Avoid excess fertilizer and water generously
Most people think that the freshly transplanted tree or shrub needs a good dose of plant food as soon as it is planted and this is an incorrect assumption. Most plant food encourages top growth and you want the roots to recover and settle in before the top of the plant takes off. You wouldn't give a new baby a steak, and the same is true for transplanted trees and shrubs. Some compost in the bottom of the hole is ok. So is bone meal. Bone meal encourages good root growth and that is what you want. Don't bother with the other fertilizers until you see top growth starting, and then a general 10-10-10 mix is fine. Also, for the first year, make sure that the plant is watered well at least once a week if sufficient rainfall hasn't happened. During the heat of the summer, it wouldn't hurt to water several times a week. Many plant failures occur because they don't have essential moisture in that first year.

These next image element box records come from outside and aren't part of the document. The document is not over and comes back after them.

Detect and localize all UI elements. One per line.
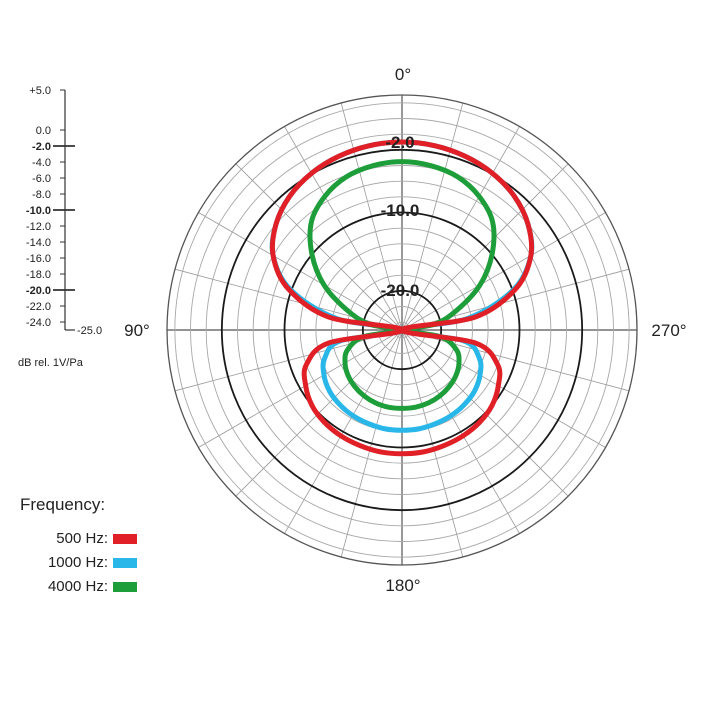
- angle-label-90: 90°: [124, 321, 150, 340]
- series-line-500hz: [269, 139, 535, 457]
- ring-label-minus-20: -20.0: [381, 281, 420, 300]
- angle-label-270: 270°: [651, 321, 686, 340]
- grid-ring: [174, 102, 630, 558]
- legend-label-500hz: 500 Hz:: [56, 530, 108, 547]
- angle-labels: 0° 90° 180° 270°: [124, 65, 686, 595]
- grid-ring: [315, 243, 489, 417]
- legend: Frequency: 500 Hz: 1000 Hz: 4000 Hz:: [20, 495, 137, 595]
- scale-tick-label: -20.0: [26, 285, 51, 297]
- polar-curves: [269, 139, 535, 457]
- scale-tick-label: -22.0: [26, 301, 51, 313]
- scale-tick-label: -25.0: [77, 325, 102, 337]
- ring-label-minus-10: -10.0: [381, 201, 420, 220]
- grid-ring: [378, 306, 426, 354]
- scale-tick-label: -14.0: [26, 237, 51, 249]
- grid-ring-emphasized: [220, 148, 584, 512]
- grid-ring-emphasized: [361, 289, 443, 371]
- unit-label: dB rel. 1V/Pa: [18, 357, 84, 369]
- legend-label-4000hz: 4000 Hz:: [48, 578, 108, 595]
- grid-ring: [237, 165, 567, 495]
- legend-swatch-1000hz: [113, 558, 137, 568]
- ring-label-minus-2: -2.0: [385, 133, 414, 152]
- scale-tick-label: +5.0: [29, 85, 51, 97]
- angle-label-180: 180°: [385, 576, 420, 595]
- scale-tick-label: -12.0: [26, 221, 51, 233]
- scale-tick-label: -18.0: [26, 269, 51, 281]
- grid-ring: [252, 180, 552, 480]
- scale-tick-label: -8.0: [32, 189, 51, 201]
- legend-label-1000hz: 1000 Hz:: [48, 554, 108, 571]
- scale-tick-label: -16.0: [26, 253, 51, 265]
- legend-swatch-4000hz: [113, 582, 137, 592]
- grid-ring: [346, 274, 458, 386]
- scale-tick-label: -2.0: [32, 141, 51, 153]
- grid-ring-emphasized: [283, 211, 521, 449]
- grid-ring: [268, 196, 536, 464]
- ring-labels: -2.0 -10.0 -20.0: [381, 133, 420, 300]
- grid-ring: [205, 133, 599, 527]
- angle-label-0: 0°: [395, 65, 411, 84]
- legend-swatch-500hz: [113, 534, 137, 544]
- grid-ring: [190, 118, 614, 542]
- series-line-4000hz: [307, 159, 497, 411]
- scale-tick-label: -6.0: [32, 173, 51, 185]
- scale-tick-label: -4.0: [32, 157, 51, 169]
- scale-tick-label: -10.0: [26, 205, 51, 217]
- grid-ring: [331, 259, 473, 401]
- db-scale: +5.0 0.0 -2.0 -4.0 -6.0 -8.0 -10.0 -12.0 -14.0 -1…: [26, 85, 102, 337]
- grid-ring-outer: [166, 94, 638, 566]
- scale-tick-label: 0.0: [36, 125, 51, 137]
- legend-title: Frequency:: [20, 495, 105, 514]
- scale-tick-label: -24.0: [26, 317, 51, 329]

Pay attention to what each plant needs
By paying attention to a plant's needs, most transplanting problems can be avoided. Make sure you purchase healthy plants, suitable for the conditions you want to plant them in. Sun-lovers should have adequate light and shade lovers should have protection. Some plants fail in boggy conditions and others love the moisture.The healthiest plant in the world will fail given improper planting techniques and environmental circumstances. It is up to the gardener to make sure all of this criteria is met. Once you learn the proper way to transplant, you'll have very few, if any failures.